Compare reads in multiple BAM files against each other.

Note

BAM files need to be sorted by read name. samtools sort does NOT work as it uses a custom comparison function (strnum_cmp) that is incompatible with the standard lexicographical order in python. See the example below on how to get sorted files.

This script is for validation purposes. It might take a while for large BAM files.

Usage

If you have two sorted sam or bam formatted files, type:

cgat diff_bam a.bam b.bam > out

If they are not sorted, you can use samtools sort to do an inplace sort:

cgat diff_bam <(samtools view -h a.bam | hsort 0 -k1,1)
               <(samtools view -h b.bam | hsort 0 -k1,1)

The samtools -h option outputs the header, and the hsort command sorts without disturbing the header.

An example output looks like this:

read

nlocations

nmatched

file1_nh

file2_nh

file1_loc

file2_loc

42YKVAAXX_HWI-EAS229_1:1:11:1659:174

1

2

2

2

0,0

0,0

42YKVAAXX_HWI-EAS229_1:1:11:166:1768

1

2

1

1

0

0

612UOAAXX_HWI-EAS229_1:1:97:147:1248

2

2

2

2

0,1

0,1

This reports for each read the number of locations that the read maps to in all files, the number of files that have matches found for the read. Then, for each file, it reports the number of matches and the locations it maps to (coded as integers, 0 the first location, 1 the second, …).
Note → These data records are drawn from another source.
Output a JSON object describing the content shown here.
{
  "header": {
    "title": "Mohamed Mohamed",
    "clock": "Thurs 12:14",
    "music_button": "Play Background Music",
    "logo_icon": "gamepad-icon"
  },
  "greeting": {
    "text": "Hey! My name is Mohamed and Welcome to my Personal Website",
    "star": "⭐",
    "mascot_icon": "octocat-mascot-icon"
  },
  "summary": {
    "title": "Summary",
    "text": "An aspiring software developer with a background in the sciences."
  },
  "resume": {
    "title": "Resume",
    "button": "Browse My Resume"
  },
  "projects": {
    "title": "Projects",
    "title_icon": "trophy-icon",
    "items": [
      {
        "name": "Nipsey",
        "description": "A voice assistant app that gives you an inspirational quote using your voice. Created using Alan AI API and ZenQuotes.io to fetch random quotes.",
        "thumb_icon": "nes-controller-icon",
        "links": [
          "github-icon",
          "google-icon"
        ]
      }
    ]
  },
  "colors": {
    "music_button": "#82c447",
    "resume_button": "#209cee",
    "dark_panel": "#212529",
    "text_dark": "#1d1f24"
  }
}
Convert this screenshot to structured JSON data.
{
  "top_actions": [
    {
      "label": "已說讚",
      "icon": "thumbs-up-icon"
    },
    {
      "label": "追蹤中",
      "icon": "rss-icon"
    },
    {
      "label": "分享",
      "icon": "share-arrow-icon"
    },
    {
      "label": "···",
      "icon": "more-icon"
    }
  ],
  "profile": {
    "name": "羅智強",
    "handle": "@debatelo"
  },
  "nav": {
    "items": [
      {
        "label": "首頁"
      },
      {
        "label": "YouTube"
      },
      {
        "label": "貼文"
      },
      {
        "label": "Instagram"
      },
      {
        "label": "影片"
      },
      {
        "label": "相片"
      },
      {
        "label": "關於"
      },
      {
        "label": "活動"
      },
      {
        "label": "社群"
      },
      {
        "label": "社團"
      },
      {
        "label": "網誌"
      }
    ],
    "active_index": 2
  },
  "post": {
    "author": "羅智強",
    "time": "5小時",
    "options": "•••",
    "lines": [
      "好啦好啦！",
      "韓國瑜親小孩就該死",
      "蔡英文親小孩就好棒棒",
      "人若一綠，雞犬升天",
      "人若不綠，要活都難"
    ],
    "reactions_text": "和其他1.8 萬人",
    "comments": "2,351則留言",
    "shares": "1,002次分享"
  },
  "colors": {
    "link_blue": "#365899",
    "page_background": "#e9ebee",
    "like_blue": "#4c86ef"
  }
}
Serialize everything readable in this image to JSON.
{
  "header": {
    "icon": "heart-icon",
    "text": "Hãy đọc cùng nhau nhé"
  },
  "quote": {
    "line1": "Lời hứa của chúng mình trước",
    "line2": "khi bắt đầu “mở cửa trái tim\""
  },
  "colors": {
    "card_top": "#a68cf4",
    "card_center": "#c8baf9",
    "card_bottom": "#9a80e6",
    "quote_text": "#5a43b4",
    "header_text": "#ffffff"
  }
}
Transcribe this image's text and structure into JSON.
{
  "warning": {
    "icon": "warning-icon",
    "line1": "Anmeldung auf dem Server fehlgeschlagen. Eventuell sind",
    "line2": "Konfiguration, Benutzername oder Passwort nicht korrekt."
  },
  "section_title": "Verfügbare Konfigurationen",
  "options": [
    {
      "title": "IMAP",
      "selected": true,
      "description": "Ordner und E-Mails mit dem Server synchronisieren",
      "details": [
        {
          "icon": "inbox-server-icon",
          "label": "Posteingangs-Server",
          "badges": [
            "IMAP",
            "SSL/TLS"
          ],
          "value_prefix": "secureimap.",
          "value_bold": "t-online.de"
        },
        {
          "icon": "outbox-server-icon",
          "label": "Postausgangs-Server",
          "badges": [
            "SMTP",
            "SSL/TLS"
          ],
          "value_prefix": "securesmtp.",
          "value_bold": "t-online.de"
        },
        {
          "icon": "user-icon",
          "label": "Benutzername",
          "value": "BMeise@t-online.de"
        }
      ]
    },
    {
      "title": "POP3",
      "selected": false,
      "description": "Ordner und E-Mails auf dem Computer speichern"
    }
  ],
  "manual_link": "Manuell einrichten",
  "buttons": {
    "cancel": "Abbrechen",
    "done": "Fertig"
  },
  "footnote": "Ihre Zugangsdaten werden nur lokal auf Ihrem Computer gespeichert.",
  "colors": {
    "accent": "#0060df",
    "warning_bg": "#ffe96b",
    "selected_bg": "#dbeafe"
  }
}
In the example above, the first read maps twice to 1 location in both files. This is a read occuring twice in the input file. The second read maps to the same one location in both files, while the third read maps to the two same locations in both input files.

Type:

python diff_bam.py --help

for command line help.

Documentation

For read counts to be correct the NH flag to be set correctly.

Command line options

usage: diff-bam [-h] [--version] [--header-names HEADERS]
                [--timeit TIMEIT_FILE] [--timeit-name TIMEIT_NAME]
                [--timeit-header] [--random-seed RANDOM_SEED] [-v LOGLEVEL]
                [--log-config-filename LOG_CONFIG_FILENAME]
                [--tracing {function}] [-? ?] [-P OUTPUT_FILENAME_PATTERN]
                [-F] [-I STDIN] [-L STDLOG] [-E STDERR] [-S STDOUT]
diff-bam: error: argument -?: expected one argument